The relationship between melanogenesis, pigmentation, and melanocyte behavior is complex. In melanocytes, pigmentation is often associated with differentiation, yet mature melanocytes vary in pigment content. In melanoma, pigmentation-linked transcriptional programs may have prognostic value, but visual assessments of tumor pigmentation have yielded inconsistent results. Progress linking pigmentation phenotypes to cell state has been limited by a lack of tools that can directly and dynamically quantify melanin content in live cells.

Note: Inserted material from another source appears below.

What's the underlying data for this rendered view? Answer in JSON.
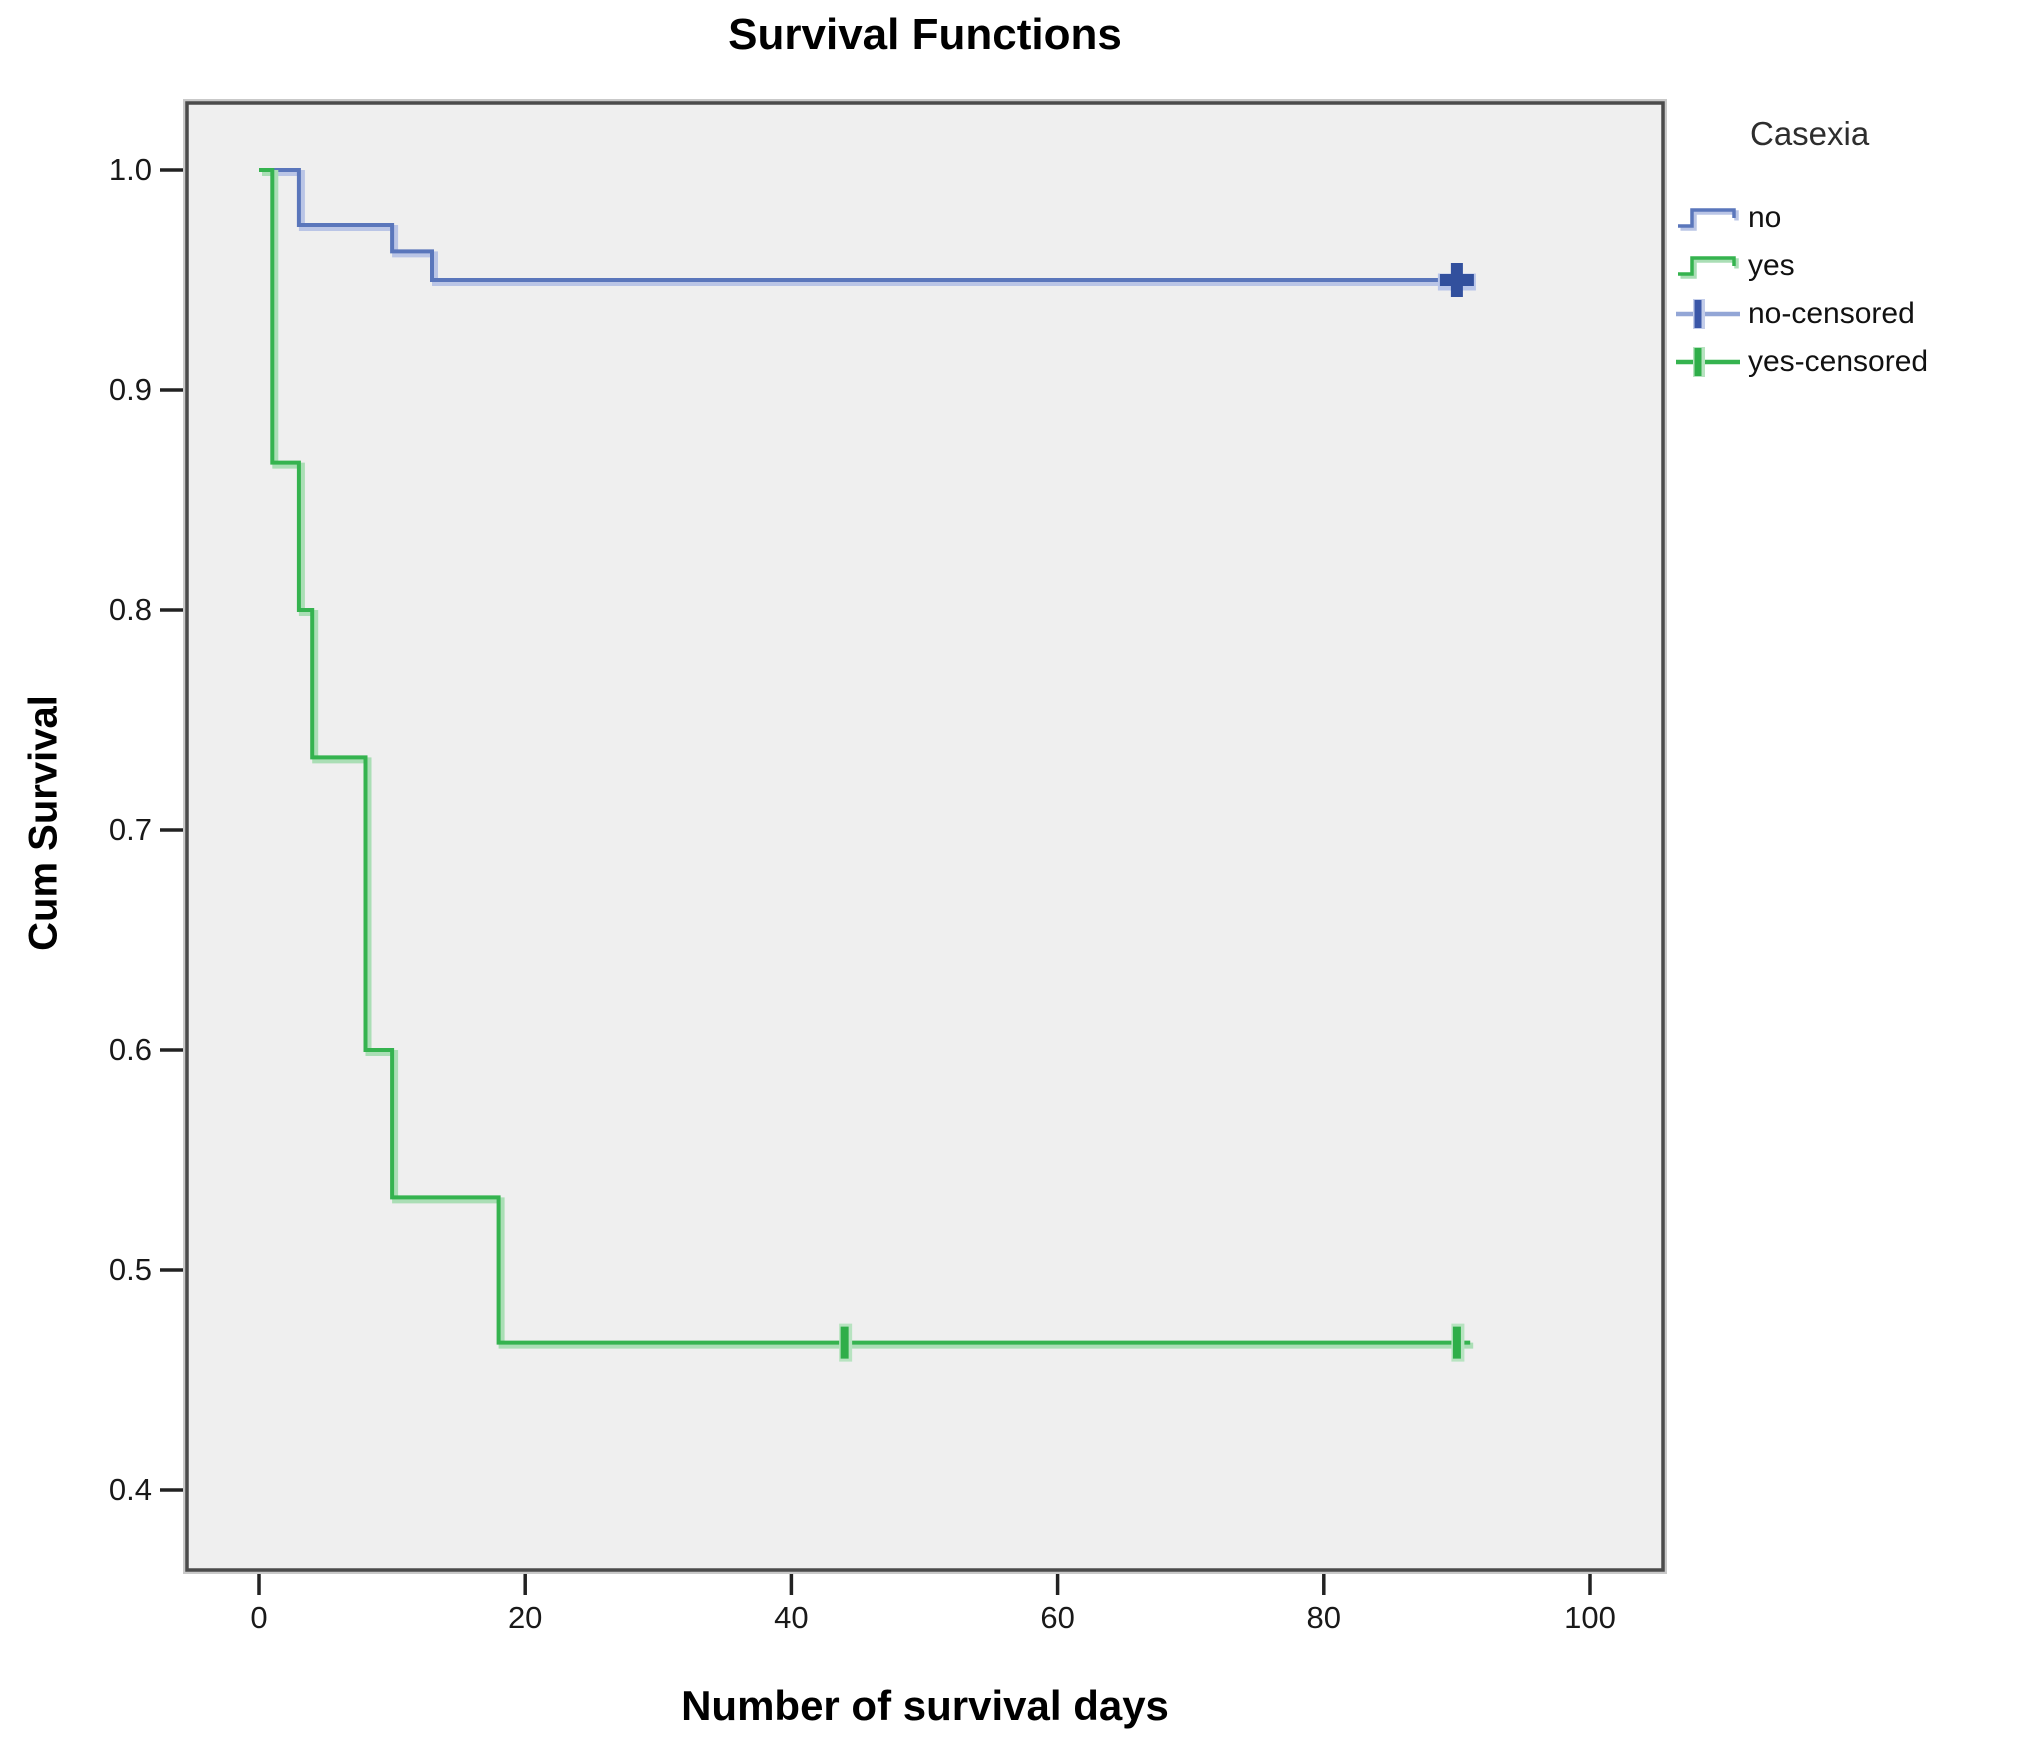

Here we present QUantitative Imaging of Label-free Pigment-associated ENtities (QUILPEN), a label-free multi-modal imaging technique that combines quantitative phase imaging (QPI), quadrant darkfield (QDF), and absorption imaging, to independently capture light that has been transmitted, scattered, and absorbed. This non-destructive method enables live-cell imaging over multiple days without labels. We show absorption as a reliable readout of melanin content, which can be decoupled from melanosome content detected by QDF, which measures scattered light. Applying QUILPEN to melanoma cells before and during repigmentation, we find that melanin content is highly heterogeneous, and that this heterogeneity is reinstated upon repigmentation. Lineage tracking further reveals that melanin synthesis rates are heritable and can be transmitted both symmetrically and asymmetrically. QUILPEN enables real-time quantification of pigmentation dynamics and cell-level heterogeneity.